Sans prétendre disposer de données scientifiques qui pourraient donner réponses à ces questions, il est plus qu’évident qu’à ce jour, un des plus grands problèmes qui existent en Tunisie est cette rupture communicationnelle presque totale entre le peuple et ses élites intellectuelles.
“Les élites tunisiennes sont maladivement narcissiques et se complaisent dans leurs tours d’ivoire.” – Sami Jallouli, juriste et politologue tunisien
Des élites qui évoluent à huis clos, entre amis, familles ou milieux universitaires. Au centre de leurs discussions, il peut y avoir des débats houleux sur la démocratie, l’avenir du pays, la justice sociale, la liberté d’expression mais le peuple ne les entend pas.
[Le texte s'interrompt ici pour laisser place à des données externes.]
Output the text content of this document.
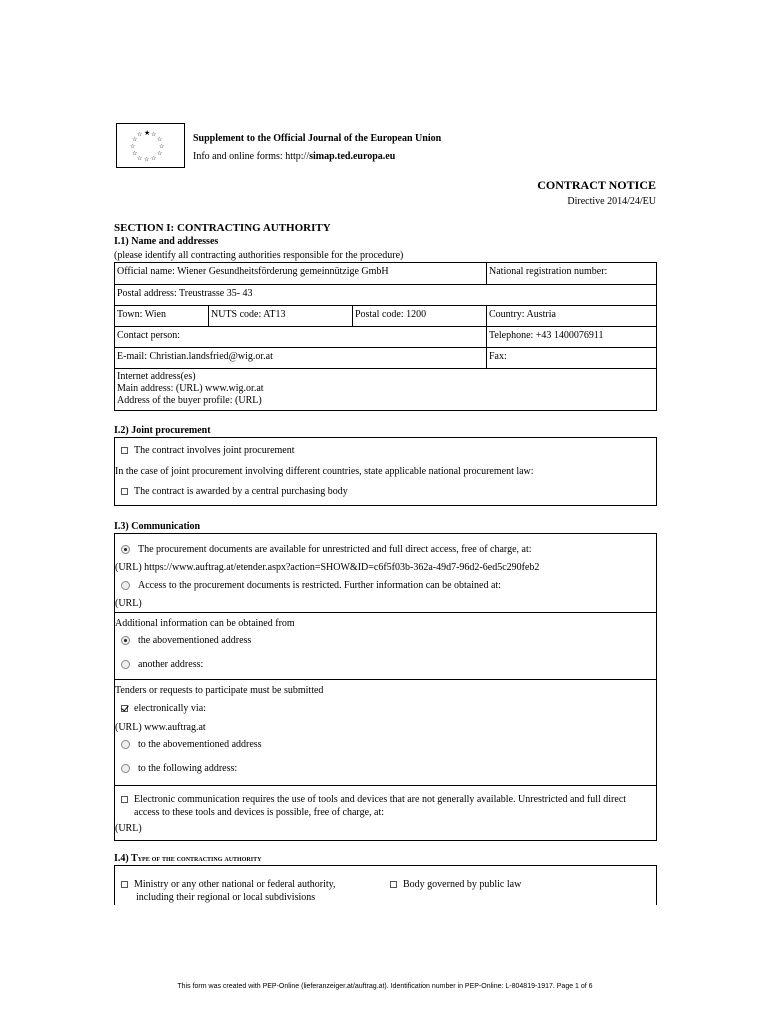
★ ☆
☆
☆
☆
☆
☆
☆
☆
☆
☆ ☆
Supplement to the Official Journal of the European Union
Info and online forms: http://simap.ted.europa.eu
CONTRACT NOTICE
Directive 2014/24/EU
SECTION I: CONTRACTING AUTHORITY
I.1) Name and addresses
(please identify all contracting authorities responsible for the procedure)
Official name: Wiener Gesundheitsförderung gemeinnützige GmbH	National registration number:
Postal address: Treustrasse 35- 43
Town: Wien	NUTS code: AT13	Postal code: 1200	Country: Austria
Contact person:	Telephone: +43 1400076911
E-mail: Christian.landsfried@wig.or.at	Fax:
Internet address(es)
Main address: (URL) www.wig.or.at
Address of the buyer profile: (URL)
I.2) Joint procurement
The contract involves joint procurement
In the case of joint procurement involving different countries, state applicable national procurement law:
The contract is awarded by a central purchasing body
I.3) Communication
The procurement documents are available for unrestricted and full direct access, free of charge, at:
(URL) https://www.auftrag.at/etender.aspx?action=SHOW&ID=c6f5f03b-362a-49d7-96d2-6ed5c290feb2
Access to the procurement documents is restricted. Further information can be obtained at:
(URL)
Additional information can be obtained from
the abovementioned address
another address:
Tenders or requests to participate must be submitted
electronically via:
(URL) www.auftrag.at
to the abovementioned address
to the following address:
Electronic communication requires the use of tools and devices that are not generally available. Unrestricted and full direct
access to these tools and devices is possible, free of charge, at:
(URL)
I.4) Type of the contracting authority
Ministry or any other national or federal authority,
including their regional or local subdivisions
Body governed by public law
This form was created with PEP-Online (lieferanzeiger.at/auftrag.at). Identification number in PEP-Online: L-804819-1917. Page 1 of 6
Ce qui a fait de Bourguiba le leader qu’il était, est le contact direct avec les Tunisiens de toutes les régions et toutes classes confondues.
Aujourd’hui, le peuple ne comprend pas les discours de ses élites qui, elles mêmes, ne comprennent pas pourquoi, il ne les comprend pas ! Au cœur de cette incompréhension, il y a beaucoup de malentendus et des priorités qui ne sont pas les mêmes.
Les Tunisiens, dans leur grande majorité, sont des “khobzistes” bons vivants. Ils veulent vivre bien, ambitionnent les meilleures études pour leur progéniture, veulent jouir d’un minimum de confort consistant en un logement décent, une voiture familiale, des vacances, avoir la sécurité, et bénéficier de services de santé convenables.
Le marketing politique depuis les années 2011, auquel ils n’étaient pas habitués ne leur a même pas laissé le temps de saisir l’importance de la démocratie pour protéger leur dignité, affermir la cohésion et la justice sociale, favoriser le développement économique et garantir la stabilité et le bien-être de la société.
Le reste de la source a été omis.